Average z-scores of the local registrations of different structures.

Fig. 8.
figure 8

Average peak width of per-structure registrations of different structures.

3.2 Variability of Structure Position

Variability is captured by the amount of per-structure translation. Figure 9 shows these for different structures across all specimens. Most structures vary within 100 um of the mean position defined in atlas. Some structures are particularly variable, which are also the ones whose boundaries are difficult to define. The same structure in left and right hemispheres generally have similar variability.

Fig. 9.
figure 9

Variability of centroid positions for different structures. Same color indicates the same structure in left (L) and right (R) hemispheres.

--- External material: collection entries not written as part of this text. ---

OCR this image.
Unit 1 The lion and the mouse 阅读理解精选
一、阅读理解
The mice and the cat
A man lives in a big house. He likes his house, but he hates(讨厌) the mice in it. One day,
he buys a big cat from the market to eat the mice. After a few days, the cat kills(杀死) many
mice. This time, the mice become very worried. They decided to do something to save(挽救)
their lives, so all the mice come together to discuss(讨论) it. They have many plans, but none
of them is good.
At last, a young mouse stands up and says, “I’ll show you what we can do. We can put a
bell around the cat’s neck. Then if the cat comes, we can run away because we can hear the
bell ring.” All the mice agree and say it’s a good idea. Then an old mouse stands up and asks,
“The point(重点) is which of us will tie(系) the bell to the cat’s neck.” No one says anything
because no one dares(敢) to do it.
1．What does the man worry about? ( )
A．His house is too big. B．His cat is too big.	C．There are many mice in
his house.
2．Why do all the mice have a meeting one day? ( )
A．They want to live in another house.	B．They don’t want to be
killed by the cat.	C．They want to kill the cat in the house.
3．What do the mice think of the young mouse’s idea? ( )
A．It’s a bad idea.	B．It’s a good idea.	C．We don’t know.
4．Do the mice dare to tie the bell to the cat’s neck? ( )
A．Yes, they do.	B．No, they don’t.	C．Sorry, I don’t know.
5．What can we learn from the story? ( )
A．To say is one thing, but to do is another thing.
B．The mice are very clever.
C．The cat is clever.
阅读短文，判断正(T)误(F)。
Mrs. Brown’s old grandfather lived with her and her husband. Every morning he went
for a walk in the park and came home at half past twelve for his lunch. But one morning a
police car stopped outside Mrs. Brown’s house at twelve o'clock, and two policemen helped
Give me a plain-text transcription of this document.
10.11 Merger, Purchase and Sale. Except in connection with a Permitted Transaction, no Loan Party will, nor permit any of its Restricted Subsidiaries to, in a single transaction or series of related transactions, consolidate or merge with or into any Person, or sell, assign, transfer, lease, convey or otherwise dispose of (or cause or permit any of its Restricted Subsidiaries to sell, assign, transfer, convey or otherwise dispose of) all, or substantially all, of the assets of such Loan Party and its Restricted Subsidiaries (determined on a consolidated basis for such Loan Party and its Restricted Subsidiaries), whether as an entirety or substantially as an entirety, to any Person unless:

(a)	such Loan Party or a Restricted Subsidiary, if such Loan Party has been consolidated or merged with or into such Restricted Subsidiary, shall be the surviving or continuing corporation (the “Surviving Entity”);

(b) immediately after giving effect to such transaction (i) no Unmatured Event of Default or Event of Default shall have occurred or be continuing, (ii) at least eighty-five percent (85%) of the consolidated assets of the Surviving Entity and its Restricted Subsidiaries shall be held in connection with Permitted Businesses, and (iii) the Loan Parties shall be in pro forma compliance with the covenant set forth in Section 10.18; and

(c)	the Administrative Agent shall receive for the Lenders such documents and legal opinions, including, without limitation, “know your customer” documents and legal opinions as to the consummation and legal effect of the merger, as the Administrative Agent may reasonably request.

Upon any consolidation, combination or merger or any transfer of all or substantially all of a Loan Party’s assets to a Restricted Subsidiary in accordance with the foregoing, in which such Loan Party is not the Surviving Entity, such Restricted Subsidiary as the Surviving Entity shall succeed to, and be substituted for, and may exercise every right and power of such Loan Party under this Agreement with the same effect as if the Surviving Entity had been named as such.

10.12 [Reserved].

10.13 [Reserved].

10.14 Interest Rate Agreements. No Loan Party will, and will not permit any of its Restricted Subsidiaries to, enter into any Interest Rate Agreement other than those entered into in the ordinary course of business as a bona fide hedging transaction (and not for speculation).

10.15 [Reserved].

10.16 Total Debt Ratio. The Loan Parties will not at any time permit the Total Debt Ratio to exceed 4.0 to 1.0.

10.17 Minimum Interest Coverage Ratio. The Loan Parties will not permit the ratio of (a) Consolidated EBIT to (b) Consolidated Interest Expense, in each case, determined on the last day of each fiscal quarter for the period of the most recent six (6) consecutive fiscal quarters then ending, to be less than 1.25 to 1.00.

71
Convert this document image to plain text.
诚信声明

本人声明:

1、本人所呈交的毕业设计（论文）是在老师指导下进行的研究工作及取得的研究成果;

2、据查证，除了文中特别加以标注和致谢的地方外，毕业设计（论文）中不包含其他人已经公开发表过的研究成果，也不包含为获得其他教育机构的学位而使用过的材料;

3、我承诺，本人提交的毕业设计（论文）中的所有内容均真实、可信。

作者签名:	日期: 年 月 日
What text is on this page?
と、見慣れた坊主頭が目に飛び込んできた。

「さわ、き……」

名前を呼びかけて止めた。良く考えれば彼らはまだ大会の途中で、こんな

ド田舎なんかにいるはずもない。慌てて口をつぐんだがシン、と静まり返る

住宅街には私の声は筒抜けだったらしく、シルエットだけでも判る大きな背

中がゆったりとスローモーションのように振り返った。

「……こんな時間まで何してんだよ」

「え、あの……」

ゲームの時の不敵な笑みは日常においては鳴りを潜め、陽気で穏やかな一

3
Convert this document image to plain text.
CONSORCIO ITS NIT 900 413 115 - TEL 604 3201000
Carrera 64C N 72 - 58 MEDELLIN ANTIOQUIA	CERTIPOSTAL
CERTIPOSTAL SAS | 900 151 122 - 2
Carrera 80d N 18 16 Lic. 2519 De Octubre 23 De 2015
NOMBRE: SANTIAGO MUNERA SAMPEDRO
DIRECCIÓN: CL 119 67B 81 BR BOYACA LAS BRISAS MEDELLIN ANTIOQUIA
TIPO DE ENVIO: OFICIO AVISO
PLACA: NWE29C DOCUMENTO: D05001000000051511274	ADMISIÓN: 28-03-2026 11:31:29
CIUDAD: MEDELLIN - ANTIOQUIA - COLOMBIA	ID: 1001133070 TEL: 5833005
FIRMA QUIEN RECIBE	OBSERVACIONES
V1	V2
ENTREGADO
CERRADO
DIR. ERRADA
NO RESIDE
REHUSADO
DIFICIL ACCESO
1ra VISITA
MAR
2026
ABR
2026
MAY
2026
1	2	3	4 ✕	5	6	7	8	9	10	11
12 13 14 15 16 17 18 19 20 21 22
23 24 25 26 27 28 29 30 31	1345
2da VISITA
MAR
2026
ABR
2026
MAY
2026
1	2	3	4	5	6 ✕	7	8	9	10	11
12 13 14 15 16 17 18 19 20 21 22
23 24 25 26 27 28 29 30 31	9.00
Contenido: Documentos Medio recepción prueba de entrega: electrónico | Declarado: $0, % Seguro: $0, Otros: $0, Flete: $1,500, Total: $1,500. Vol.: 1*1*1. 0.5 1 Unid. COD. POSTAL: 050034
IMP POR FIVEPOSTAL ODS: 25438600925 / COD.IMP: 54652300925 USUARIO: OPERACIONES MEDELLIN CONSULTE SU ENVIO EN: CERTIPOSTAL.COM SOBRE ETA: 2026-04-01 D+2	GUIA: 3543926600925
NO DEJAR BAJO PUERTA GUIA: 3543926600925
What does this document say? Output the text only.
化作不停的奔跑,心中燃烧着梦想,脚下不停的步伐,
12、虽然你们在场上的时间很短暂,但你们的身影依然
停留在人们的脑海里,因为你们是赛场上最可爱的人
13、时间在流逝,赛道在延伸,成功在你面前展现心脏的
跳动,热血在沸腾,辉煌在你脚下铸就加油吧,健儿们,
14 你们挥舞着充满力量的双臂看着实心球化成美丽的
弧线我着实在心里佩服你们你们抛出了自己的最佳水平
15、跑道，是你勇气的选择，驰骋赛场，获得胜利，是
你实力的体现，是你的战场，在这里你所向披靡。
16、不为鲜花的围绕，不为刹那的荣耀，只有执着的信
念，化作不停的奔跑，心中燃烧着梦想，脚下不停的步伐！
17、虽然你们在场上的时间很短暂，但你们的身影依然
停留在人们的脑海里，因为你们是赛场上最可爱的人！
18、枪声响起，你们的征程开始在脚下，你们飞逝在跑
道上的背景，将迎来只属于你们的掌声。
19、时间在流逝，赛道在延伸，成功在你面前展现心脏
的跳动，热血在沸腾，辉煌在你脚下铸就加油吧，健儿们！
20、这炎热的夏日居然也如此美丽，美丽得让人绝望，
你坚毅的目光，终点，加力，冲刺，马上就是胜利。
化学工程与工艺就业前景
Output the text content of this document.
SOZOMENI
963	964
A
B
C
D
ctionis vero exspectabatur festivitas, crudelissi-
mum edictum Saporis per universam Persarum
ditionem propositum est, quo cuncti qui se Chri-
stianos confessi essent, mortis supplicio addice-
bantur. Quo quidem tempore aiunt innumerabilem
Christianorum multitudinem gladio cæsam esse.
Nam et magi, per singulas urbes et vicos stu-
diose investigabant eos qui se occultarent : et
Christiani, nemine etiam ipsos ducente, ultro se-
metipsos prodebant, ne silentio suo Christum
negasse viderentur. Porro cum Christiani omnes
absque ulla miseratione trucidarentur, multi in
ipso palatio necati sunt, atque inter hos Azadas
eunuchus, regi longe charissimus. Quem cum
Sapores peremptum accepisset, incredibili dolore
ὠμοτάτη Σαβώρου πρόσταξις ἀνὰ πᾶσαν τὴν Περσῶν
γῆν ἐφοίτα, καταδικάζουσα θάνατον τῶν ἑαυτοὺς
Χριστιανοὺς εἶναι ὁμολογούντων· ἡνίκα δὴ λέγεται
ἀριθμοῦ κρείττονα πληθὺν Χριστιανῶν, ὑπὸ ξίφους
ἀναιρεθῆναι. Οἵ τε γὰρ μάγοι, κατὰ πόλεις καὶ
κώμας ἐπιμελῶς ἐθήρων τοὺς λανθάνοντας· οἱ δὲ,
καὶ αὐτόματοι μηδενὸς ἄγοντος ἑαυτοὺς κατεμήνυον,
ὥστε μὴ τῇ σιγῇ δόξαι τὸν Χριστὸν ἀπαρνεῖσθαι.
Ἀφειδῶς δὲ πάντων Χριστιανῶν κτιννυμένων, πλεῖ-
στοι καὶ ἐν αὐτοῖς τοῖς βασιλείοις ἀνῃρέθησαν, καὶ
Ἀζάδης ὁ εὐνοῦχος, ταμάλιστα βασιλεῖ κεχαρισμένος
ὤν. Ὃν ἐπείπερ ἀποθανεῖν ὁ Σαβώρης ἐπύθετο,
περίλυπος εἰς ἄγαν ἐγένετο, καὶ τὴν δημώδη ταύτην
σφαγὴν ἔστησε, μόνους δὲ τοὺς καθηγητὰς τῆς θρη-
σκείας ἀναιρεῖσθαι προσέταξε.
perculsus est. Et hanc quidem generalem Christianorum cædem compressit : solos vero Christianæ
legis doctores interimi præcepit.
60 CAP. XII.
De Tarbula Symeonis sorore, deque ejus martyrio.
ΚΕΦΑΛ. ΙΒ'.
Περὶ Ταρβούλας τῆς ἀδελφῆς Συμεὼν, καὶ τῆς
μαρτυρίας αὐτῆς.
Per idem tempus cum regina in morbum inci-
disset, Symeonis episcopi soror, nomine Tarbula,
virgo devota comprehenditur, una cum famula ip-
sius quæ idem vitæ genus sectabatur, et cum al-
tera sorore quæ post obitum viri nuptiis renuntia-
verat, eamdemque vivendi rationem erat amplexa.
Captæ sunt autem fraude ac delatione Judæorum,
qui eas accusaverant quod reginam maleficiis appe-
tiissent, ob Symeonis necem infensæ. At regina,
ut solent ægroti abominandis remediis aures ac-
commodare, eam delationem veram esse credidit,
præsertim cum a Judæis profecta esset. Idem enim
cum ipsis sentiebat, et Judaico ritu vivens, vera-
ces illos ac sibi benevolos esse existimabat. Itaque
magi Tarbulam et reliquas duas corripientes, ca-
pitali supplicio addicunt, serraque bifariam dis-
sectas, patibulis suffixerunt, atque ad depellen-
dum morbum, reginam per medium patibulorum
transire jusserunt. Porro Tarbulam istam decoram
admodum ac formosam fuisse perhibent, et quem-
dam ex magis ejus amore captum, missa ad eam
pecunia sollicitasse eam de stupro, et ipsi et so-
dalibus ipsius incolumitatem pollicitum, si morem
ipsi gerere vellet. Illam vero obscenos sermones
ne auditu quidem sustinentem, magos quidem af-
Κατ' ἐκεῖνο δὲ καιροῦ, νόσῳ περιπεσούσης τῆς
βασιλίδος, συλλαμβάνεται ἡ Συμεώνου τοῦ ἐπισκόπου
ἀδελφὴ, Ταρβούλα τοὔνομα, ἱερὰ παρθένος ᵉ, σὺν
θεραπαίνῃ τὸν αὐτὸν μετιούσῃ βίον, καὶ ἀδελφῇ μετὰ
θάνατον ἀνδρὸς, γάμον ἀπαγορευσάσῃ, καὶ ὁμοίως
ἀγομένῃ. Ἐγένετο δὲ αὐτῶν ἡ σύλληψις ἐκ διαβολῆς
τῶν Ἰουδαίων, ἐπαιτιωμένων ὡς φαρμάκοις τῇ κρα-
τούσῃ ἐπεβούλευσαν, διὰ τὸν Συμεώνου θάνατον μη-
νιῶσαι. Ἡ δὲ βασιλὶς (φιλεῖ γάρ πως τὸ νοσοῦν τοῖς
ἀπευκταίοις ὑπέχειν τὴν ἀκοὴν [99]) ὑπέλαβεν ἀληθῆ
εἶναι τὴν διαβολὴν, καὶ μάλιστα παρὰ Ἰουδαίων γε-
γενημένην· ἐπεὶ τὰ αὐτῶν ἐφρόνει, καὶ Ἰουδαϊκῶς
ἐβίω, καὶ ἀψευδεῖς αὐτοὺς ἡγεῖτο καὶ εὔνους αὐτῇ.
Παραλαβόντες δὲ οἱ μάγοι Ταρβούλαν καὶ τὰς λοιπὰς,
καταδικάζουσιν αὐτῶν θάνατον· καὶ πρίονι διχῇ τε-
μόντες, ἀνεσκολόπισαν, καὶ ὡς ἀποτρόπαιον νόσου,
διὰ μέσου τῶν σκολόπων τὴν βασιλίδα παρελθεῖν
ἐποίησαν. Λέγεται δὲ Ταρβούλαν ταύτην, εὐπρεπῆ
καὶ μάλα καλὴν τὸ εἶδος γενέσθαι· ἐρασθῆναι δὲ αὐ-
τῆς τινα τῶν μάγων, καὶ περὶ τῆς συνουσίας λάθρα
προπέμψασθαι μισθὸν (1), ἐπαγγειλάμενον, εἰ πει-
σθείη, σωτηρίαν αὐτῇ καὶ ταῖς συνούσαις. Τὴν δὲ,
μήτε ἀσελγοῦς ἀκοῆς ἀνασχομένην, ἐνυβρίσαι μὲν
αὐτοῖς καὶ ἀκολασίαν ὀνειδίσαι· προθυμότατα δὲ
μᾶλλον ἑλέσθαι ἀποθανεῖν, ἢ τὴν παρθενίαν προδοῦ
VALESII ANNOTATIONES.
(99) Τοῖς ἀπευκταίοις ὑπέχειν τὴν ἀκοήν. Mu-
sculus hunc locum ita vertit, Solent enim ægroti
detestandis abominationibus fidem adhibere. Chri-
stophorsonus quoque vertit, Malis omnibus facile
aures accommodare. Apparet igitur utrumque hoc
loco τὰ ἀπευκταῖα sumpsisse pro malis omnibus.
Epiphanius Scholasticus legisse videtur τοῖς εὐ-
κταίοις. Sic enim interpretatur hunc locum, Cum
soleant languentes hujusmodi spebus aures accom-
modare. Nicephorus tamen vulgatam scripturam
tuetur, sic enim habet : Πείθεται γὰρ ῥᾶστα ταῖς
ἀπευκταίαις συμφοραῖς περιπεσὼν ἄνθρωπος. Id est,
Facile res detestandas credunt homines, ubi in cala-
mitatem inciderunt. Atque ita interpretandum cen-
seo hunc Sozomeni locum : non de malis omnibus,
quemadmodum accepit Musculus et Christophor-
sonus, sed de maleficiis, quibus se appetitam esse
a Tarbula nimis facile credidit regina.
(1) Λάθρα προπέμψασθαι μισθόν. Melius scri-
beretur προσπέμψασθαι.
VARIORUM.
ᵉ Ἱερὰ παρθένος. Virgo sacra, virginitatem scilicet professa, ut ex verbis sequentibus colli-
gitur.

3.3 Accuracy of Texture Classifiers

Figure 10 shows the test accuracy for the classification of different structures. They range from 0.7 to 0.9 with a mean of 0.79. Larger structures tend to be harder to classify possibly due to their texture being more inhomogeneus.

Fig. 10.
figure 10

Accuracy of texture classifiers. (Structures sorted by increasing size)

4 Conclusion

The results demonstrate a form of co-training between the anatomical model and the texture classifiers. On the one hand, registrations perform well despite the classifiers for some structures are suboptimal, due to the strong constraint by the anatomical model. On the other hand, confident detection of the characteristic textures of many structures allows specimen-specific deviations from the current anatomical model to be discovered, contributing to more accurate variability. The synergy between the anatomical information and texural information is the key feature of the proposed active atlas.